The fifth series of Line of Duty, consisting of six episodes, began broadcasting on 31 March 2019 on BBC One. The series follows the actions of Superintendent Ted Hastings (Adrian Dunbar), DI Kate Fleming (Vicky McClure) and DS Steve Arnott (Martin Compston) as they investigate an Organised Crime Group with links to missing undercover officer DS John Corbett (Stephen Graham). Anna Maxwell Martin stars in episodes five and six as DCS Patricia Carmichael. Supporting characters include underboss Lisa McQueen (Rochenda Sandall) and the special counsel to the police and crime commissioner Gill Biggeloe (Polly Walker).

Cast

Main cast 
 Stephen Graham as DS John Corbett
 Martin Compston as DS Steve Arnott
 Vicky McClure as DI Kate Fleming
 Adrian Dunbar as Superintendent Ted Hastings
 Anna Maxwell Martin as DCS Patricia Carmichael
 Rochenda Sandall as Lisa McQueen

Supporting cast 

 Maya Sondhi as PC Maneet Bindra
 Polly Walker as Gill Biggeloe
 Tony Pitts as DCS Lester Hargreaves
 Aiysha Hart as DS Sam Railston
 Patrick FitzSymons as Mark Moffatt
 Susan Vidler as DSU Alison Powell
 Ace Bhatti as PCC Rohan Sindwhani
 Elizabeth Rider as DCC Andrea Wise
 Sian Reese-Williams as Sergeant Jane Cafferty
 Richard Pepple as Sergeant Kyle Ferringham
 Taj Atwal as PC Tatleen Sohota
 Gregory Piper as Ryan Pilkington
 Tomi May as Miroslav Minkowicz
 Tommy Jessop as Terry Boyle
 Andrea Irvine as Roisin Hastings
 Maanuv Thiara as Vihaan Malhotra
 Alastair Natkiel as Lee Banks
 Laura Elphinstone as DI Michelle Brandyce
 Natalie Gavin as PS Tina Tranter
 Rosa Escoda as Amanda Yao
 Peter De Jersey as Rossport
 Caroline Koziol as Mariana
 Richard Sutton as PC Bloom

Episodes

Reception
Despite less positive reviews than the previous series, series 5 was still ranked highly among critics. Review aggregator website Rotten Tomatoes holds an approval rating for series 5 at 90%, with an average rating of 8.40/10, based on 29 reviews. The website's critics consensus reads: “Line of Duty's sterling ensemble all maintain a stiff upper lip, but audiences' limbs will be quavering throughout this tense fifth season that dives deep into moral murk.” On the review aggregator website Metacritic, the series has a score of 88 out of 100 based on 5 critics. 
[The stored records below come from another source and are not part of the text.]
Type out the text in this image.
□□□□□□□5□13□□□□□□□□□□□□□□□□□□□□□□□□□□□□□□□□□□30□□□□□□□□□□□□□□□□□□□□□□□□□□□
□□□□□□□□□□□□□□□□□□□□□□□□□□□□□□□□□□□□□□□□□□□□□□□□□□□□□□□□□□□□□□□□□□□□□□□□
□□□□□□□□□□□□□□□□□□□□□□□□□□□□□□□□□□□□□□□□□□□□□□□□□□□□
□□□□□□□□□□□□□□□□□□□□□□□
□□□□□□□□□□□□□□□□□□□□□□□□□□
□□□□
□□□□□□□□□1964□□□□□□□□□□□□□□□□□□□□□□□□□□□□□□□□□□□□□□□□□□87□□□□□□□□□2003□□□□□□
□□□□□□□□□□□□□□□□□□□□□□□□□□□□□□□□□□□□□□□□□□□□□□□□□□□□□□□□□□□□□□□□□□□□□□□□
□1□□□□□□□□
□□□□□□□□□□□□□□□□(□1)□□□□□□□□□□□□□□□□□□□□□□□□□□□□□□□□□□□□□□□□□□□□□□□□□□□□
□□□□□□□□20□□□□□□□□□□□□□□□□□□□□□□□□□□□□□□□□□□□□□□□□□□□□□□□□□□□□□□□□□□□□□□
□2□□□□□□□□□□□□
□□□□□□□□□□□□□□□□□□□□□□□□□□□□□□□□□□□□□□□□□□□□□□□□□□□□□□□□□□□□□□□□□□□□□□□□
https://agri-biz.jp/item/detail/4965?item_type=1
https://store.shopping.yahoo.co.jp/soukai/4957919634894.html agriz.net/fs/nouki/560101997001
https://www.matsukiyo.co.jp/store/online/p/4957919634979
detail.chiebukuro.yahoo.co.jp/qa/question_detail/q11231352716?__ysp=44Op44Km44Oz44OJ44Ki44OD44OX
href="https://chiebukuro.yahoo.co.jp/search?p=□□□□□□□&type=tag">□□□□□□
Radio Times drama editor Eleanor Bley Griffiths wrote: "With epic interrogation scenes, surprise betrayals, grisly murders, untold secrets, massive twists... " Pat Stacey of The Irish Independent wrote: "Episode by episode, the plot is thickening, like soup that's been left sitting on a hot stove for too long." Rachel Cooke of the New Statesman was less complimentary in her review, suggesting that Mercurio struggled to give the audience a logical resolution – leading her to call series five “Jed Mercurio’s ropiest bit of work ever sent our way.” Brian Donaldson of The List had solid praise for the actors, but felt the series's plot was somewhat vague; he was critical of the script, stating: “The writing leaves many of them discussing the gravest of matters as though they're reading the contents on the back of a shampoo sachet.”

Ratings
Series 5 saw a major increase in viewing ratings from previous series. By the May 2019 series finale, it was the BBC’s most watched programme of year. The show was reported to have had an average peak of 12.34 to 13.67 million viewers per episode.